From my extensive research I can tell you exclusively that the following three things do not exist:
- Unicorns
- Mermaids
- A software development methodology that will always successfully deliver
From my experience it seems that the first two have become reasonably well accepted as myths, even if occasionally they end up being used as metaphors for things that might exist in the real world.
However it seems that the third one we struggle with. So let’s make this quite clear.
If you, or someone you know, has a stupid idea, no amount of Waterfall or Agile or whatever comes next method will make that idea less stupid. The only difference is that if you run a Waterfall approach you won’t find out it’s a stupid idea until you’ve spent a lot of money. If you are running in a truly Agile way you are likely to find it is stupid earlier, and cheaper.
Except, of course, people have been increasingly sold the idea that Agile is a magic method that can turn lead into gold and turn stupid ideas into good ones. While it is true that in the world of The Lean Startup some companies have been able to pivot from stupid to good, what is often forgotten is that we suffer from a cognitive glitch called survivorship bias that means we focus on successes and ignore the things that didn’t work. It is survivorship bias in part that keeps people playing the lottery. That and terrible education about the basics of statistics.

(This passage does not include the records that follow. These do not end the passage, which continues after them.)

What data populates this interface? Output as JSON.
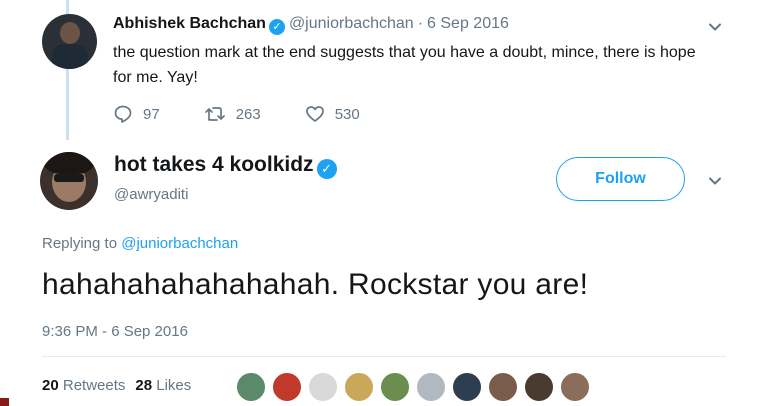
{
  "parent_tweet": {
    "name": "Abhishek Bachchan",
    "handle": "@juniorbachchan",
    "separator": "·",
    "date": "6 Sep 2016",
    "text": "the question mark at the end suggests that you have a doubt, mince, there is hope for me. Yay!",
    "replies": "97",
    "retweets": "263",
    "likes": "530"
  },
  "main_tweet": {
    "name": "hot takes 4 koolkidz",
    "handle": "@awryaditi",
    "follow_label": "Follow",
    "replying_prefix": "Replying to",
    "replying_to": "@juniorbachchan",
    "text": "hahahahahahahahah. Rockstar you are!",
    "timestamp": "9:36 PM - 6 Sep 2016",
    "retweet_count": "20",
    "retweet_label": "Retweets",
    "like_count": "28",
    "like_label": "Likes"
  },
  "likers": [
    {
      "color": "#5a8a6a"
    },
    {
      "color": "#c0392b"
    },
    {
      "color": "#d9d9d9"
    },
    {
      "color": "#c9a85a"
    },
    {
      "color": "#6b8e4e"
    },
    {
      "color": "#b0b8c0"
    },
    {
      "color": "#2c3e50"
    },
    {
      "color": "#7a5c4a"
    },
    {
      "color": "#4a3a30"
    },
    {
      "color": "#8c6d5a"
    }
  ],
  "colors": {
    "accent": "#1da1f2",
    "secondary_text": "#657786",
    "thread_line": "#c4e1f6"
  },
  "icons": {
    "verified": "verified-badge-icon",
    "reply": "reply-icon",
    "retweet": "retweet-icon",
    "like": "heart-icon",
    "menu": "chevron-down-icon"
  }
}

Agile does not make undeliverable things deliverable. It does not reduce your rate of project failure. If anything, if you think about it, if you are taking a truly Agile approach you should see an increase in projects that are stopped, but they will be stopped before you have spent as much money as you would have done in Waterfall approaches. Unless you are using Agile approaches for projects where Waterfall approaches work better (known problems with known solutions, for the most part) in which case you are in for a world of pain.
Nobody likes the idea of failure. Despite exaltations for us to Fail Fast and Embrace Failure, it’s such a culturally loaded term, and such a sliding scale from “acceptable” to “you’re fired!” that I’m increasingly concluding that becoming friendly with failure is a fool’s errand. But until we can get our heads around the idea that not all ideas are good ideas, and even if everyone thinks this idea is a good idea you won’t know until you try, modern approaches to software development and delivery will continue to disappoint because they aren’t mermaid unicorns.